WSO2 CEO Sanjiva Weerawarana had posted: “Financial services sector does not pay anything like this for entry-level workers and most of the others. That includes private banks.”

University of Colombo Department of Economics Lecturer Umesh Moramudali said: “I don’t have a problem with CBSL salary scales (or other benefits they receive), but similar Government jobs should also have similar increases. Particularly, tax admin employees such as the Inland Revenue Department (IRD), medical officers, the Sri Lanka Administrative Service (SLAS), and academia.

“IRD salary scales need urgent attention. Without strengthening tax administration and recruiting more capable individuals to the IRD, we are not going to get out of our long-lasting tax problem. Without fixing the tax problem, we cannot get out of severe economic vulnerabilities,” he said.

Economist and CBSL Governing Board appointed member Anushka Wijesinha posted: “CBSL employees are not paid out of the Consolidated Fund (like SLAS officers) – it is CBSL’s own funds. Moreover, these increases are part of an established three-year revision cycle – the normal course of business. CBSL’s remuneration benchmark is the financial services sector – not SLAS.”

According to Section 5 of the Central Bank of Sri Lanka Act No.16 of 2023, the CBSL shall have administrative and financial autonomy while it shall be autonomous and accountable. 

The act states: “The autonomy of the CBSL shall be respected at all times and no person or entity shall cause any influence on the governor of the CBSL or other members of the Governing Board and Monetary Policy Board or employees of the CBSL in the exercise, performance, and discharge of their powers, duties, and functions under this act or interfere with the activities of the CBSL.” 

The new CBSL Act was brought in as part of the International Monetary Fund (IMF) programme as it aimed to buttress operational autonomy of the CBSL by preventing any form of Government representation or participation on the Governing Board or Monetary Policy Board as political influence over CBSL decisions was one of the main reasons which led Sri Lanka to its worst economic crisis.


CBSL salary hike not a result of providing autonomy


At a press briefing about ‘Aswesuma’ on Wednesday (28 February), State Minister of Finance Shehan Semasinghe said that the Central Bank had informed President Ranil Wickremesinghe that they were willing to give explanations about the salary hike before the Parliament.

“I informed them that the most suitable committee to give an explanation is before the Committee on Public Finance (COPF). We will be able to take further action based on what is revealed at the COPF,” he said.

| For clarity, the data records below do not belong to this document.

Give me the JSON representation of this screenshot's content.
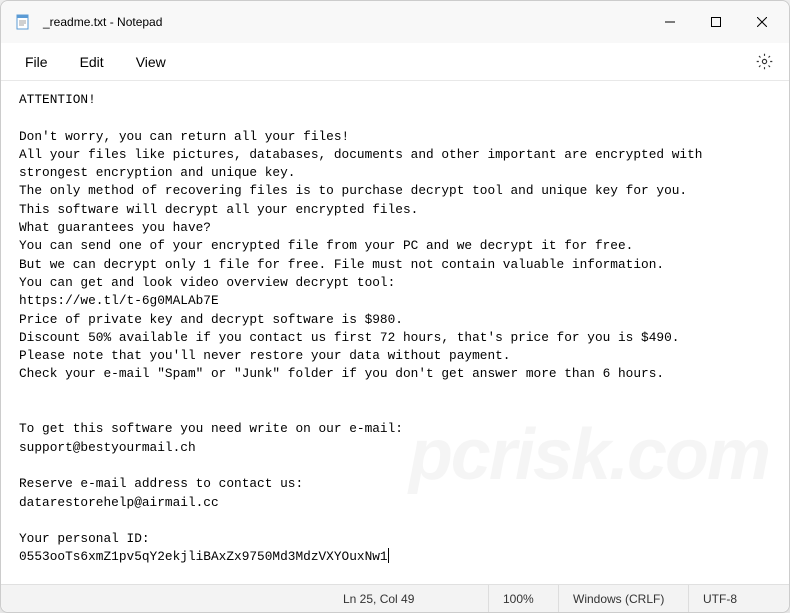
{
  "titlebar": {
    "title": "_readme.txt - Notepad"
  },
  "menu": {
    "file": "File",
    "edit": "Edit",
    "view": "View"
  },
  "content": {
    "text": "ATTENTION!\n\nDon't worry, you can return all your files!\nAll your files like pictures, databases, documents and other important are encrypted with strongest encryption and unique key.\nThe only method of recovering files is to purchase decrypt tool and unique key for you.\nThis software will decrypt all your encrypted files.\nWhat guarantees you have?\nYou can send one of your encrypted file from your PC and we decrypt it for free.\nBut we can decrypt only 1 file for free. File must not contain valuable information.\nYou can get and look video overview decrypt tool:\nhttps://we.tl/t-6g0MALAb7E\nPrice of private key and decrypt software is $980.\nDiscount 50% available if you contact us first 72 hours, that's price for you is $490.\nPlease note that you'll never restore your data without payment.\nCheck your e-mail \"Spam\" or \"Junk\" folder if you don't get answer more than 6 hours.\n\n\nTo get this software you need write on our e-mail:\nsupport@bestyourmail.ch\n\nReserve e-mail address to contact us:\ndatarestorehelp@airmail.cc\n\nYour personal ID:\n0553ooTs6xmZ1pv5qY2ekjliBAxZx9750Md3MdzVXYOuxNw1"
  },
  "statusbar": {
    "position": "Ln 25, Col 49",
    "zoom": "100%",
    "lineending": "Windows (CRLF)",
    "encoding": "UTF-8"
  },
  "watermark": "pcrisk.com"
}
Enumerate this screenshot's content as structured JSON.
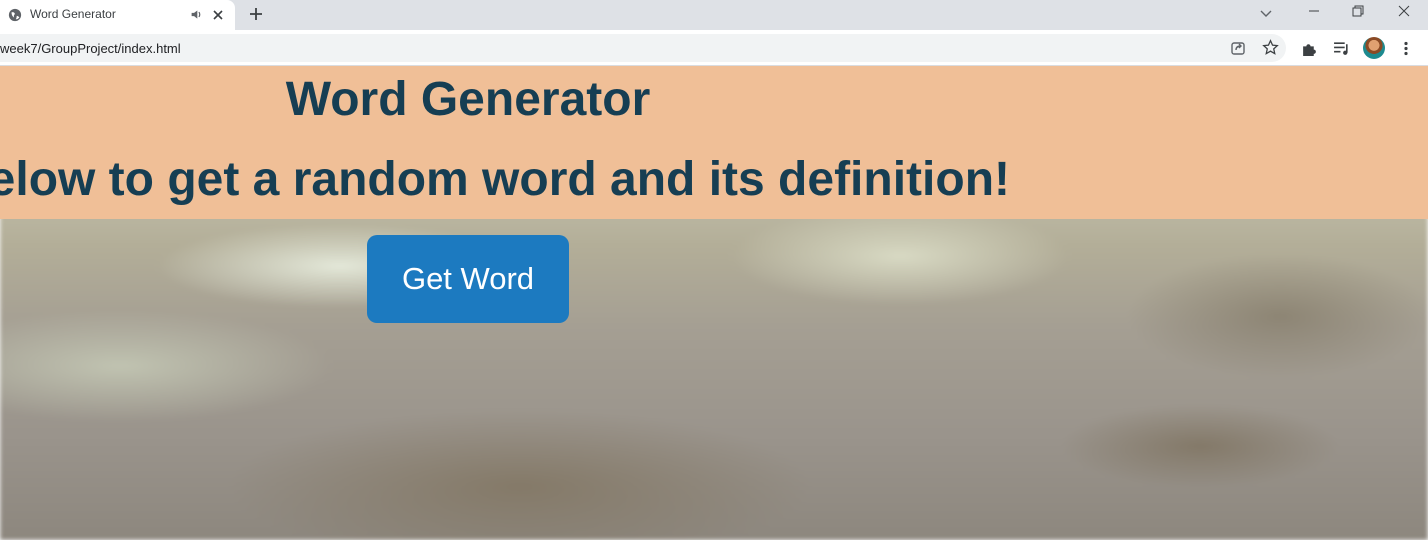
{
  "browser": {
    "tab": {
      "title": "Word Generator"
    },
    "address_bar": {
      "url": "week7/GroupProject/index.html"
    }
  },
  "page": {
    "title": "Word Generator",
    "subtitle": "ck below to get a random word and its definition!",
    "button_label": "Get Word"
  },
  "colors": {
    "header_band": "#f0bf97",
    "heading_text": "#163e53",
    "button_bg": "#1c7ac0",
    "button_text": "#ffffff"
  },
  "icons": [
    "globe-icon",
    "speaker-icon",
    "close-icon",
    "plus-icon",
    "chevron-down-icon",
    "minimize-icon",
    "restore-icon",
    "window-close-icon",
    "share-icon",
    "star-icon",
    "puzzle-icon",
    "media-queue-icon",
    "avatar",
    "more-vert-icon"
  ]
}
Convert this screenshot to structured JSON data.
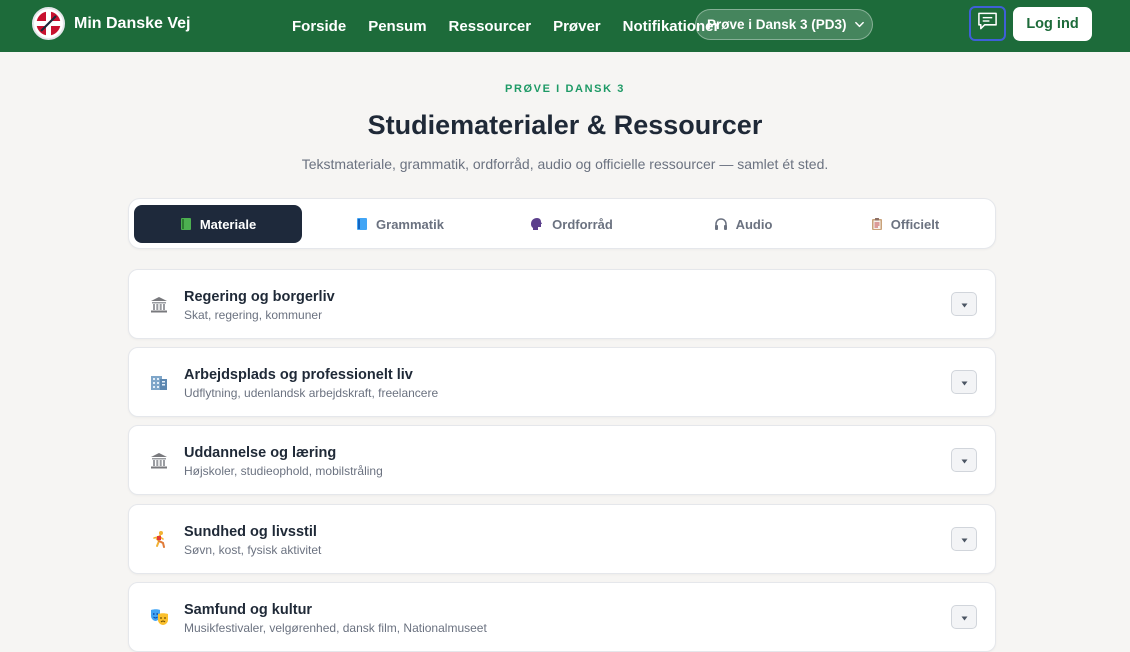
{
  "nav": {
    "brand": "Min Danske Vej",
    "links": [
      "Forside",
      "Pensum",
      "Ressourcer",
      "Prøver",
      "Notifikationer"
    ],
    "exam_select": "Prøve i Dansk 3 (PD3)",
    "login": "Log ind"
  },
  "header": {
    "eyebrow": "PRØVE I DANSK 3",
    "title": "Studiematerialer & Ressourcer",
    "subtitle": "Tekstmateriale, grammatik, ordforråd, audio og officielle ressourcer — samlet ét sted."
  },
  "tabs": [
    {
      "label": "Materiale",
      "icon": "green-book-icon",
      "active": true
    },
    {
      "label": "Grammatik",
      "icon": "blue-book-icon",
      "active": false
    },
    {
      "label": "Ordforråd",
      "icon": "speaking-head-icon",
      "active": false
    },
    {
      "label": "Audio",
      "icon": "headphones-icon",
      "active": false
    },
    {
      "label": "Officielt",
      "icon": "clipboard-icon",
      "active": false
    }
  ],
  "topics": [
    {
      "title": "Regering og borgerliv",
      "subtitle": "Skat, regering, kommuner",
      "icon": "classical-building-icon"
    },
    {
      "title": "Arbejdsplads og professionelt liv",
      "subtitle": "Udflytning, udenlandsk arbejdskraft, freelancere",
      "icon": "office-building-icon"
    },
    {
      "title": "Uddannelse og læring",
      "subtitle": "Højskoler, studieophold, mobilstråling",
      "icon": "classical-building-icon"
    },
    {
      "title": "Sundhed og livsstil",
      "subtitle": "Søvn, kost, fysisk aktivitet",
      "icon": "running-person-icon"
    },
    {
      "title": "Samfund og kultur",
      "subtitle": "Musikfestivaler, velgørenhed, dansk film, Nationalmuseet",
      "icon": "theater-masks-icon"
    }
  ],
  "colors": {
    "nav_bg": "#1d6b3a",
    "accent_green": "#1e9a66",
    "active_tab_bg": "#1e293b",
    "page_bg": "#f6f5f3"
  }
}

He said that he was not willing to comment publicly about the matter as it was very complicated and would wait till the Central Bank officials spoke to the COPF to take any further action. 

However, the State Minister said that although some were trying to show that this was a result of providing autonomy to the Central Bank, the Government did not agree to that. Further, he said that some people were saying that the Central Bank was an institution that was governed under the purview of the Finance Ministry but added that it was not so under the new act.

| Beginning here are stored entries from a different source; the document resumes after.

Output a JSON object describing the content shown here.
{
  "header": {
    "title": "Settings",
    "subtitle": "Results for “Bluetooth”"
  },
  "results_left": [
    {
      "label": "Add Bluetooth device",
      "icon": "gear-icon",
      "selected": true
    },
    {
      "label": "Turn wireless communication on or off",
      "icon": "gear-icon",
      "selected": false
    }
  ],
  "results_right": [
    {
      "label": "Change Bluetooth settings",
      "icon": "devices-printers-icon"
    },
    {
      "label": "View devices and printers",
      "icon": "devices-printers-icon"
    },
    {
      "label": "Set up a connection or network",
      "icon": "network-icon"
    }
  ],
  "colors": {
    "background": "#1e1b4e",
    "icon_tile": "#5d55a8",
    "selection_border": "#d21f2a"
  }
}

Justice Minister regrets providing autonomy


Speaking to the media on Monday (26 February), Minister of Justice, Prisons Affairs, and Constitutional Reforms Dr. Wijeyadasa Rajapakshe said at a time when everyone including ministers had made sacrifices, the Central Bank, as the institution which was responsible for the downfall of the economy, was wrong in taking the arrogant decision to increase its salaries.

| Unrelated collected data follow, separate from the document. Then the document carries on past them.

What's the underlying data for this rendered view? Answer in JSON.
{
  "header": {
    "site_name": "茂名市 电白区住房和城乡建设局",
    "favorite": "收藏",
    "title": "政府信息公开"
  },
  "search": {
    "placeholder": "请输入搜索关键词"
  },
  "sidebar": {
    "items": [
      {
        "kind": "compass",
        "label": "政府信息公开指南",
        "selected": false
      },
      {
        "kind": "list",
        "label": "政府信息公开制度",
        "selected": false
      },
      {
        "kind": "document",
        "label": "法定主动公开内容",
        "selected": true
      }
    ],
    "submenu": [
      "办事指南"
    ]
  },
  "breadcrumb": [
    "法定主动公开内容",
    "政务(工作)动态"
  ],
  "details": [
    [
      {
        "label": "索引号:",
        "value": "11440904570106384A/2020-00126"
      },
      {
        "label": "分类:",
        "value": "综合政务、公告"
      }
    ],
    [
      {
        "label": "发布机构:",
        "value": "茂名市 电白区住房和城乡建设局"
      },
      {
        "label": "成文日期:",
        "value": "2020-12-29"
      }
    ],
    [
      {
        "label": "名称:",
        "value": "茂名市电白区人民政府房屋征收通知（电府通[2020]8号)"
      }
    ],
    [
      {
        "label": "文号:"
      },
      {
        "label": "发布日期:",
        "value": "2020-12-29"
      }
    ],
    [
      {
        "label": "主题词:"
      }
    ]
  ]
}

The Minister said that he regretted giving power to the Central Bank through the new act as the Central Bank was the institution which had the biggest responsibility for the economic crisis as it had avoided performing its duties.

“The officials can say that it was the Governor and the Monetary Board that took the decision, so we won’t blame the officials, but as an institution it is responsible,” he said.

Rajapakshe said that the Central Bank had informed them that it would present the reasons for the salary increment to the Cabinet next week and would also explain its reasons before the COPF.

The CBSL did not immediately respond to further queries by The Sunday Morning on the salary increments.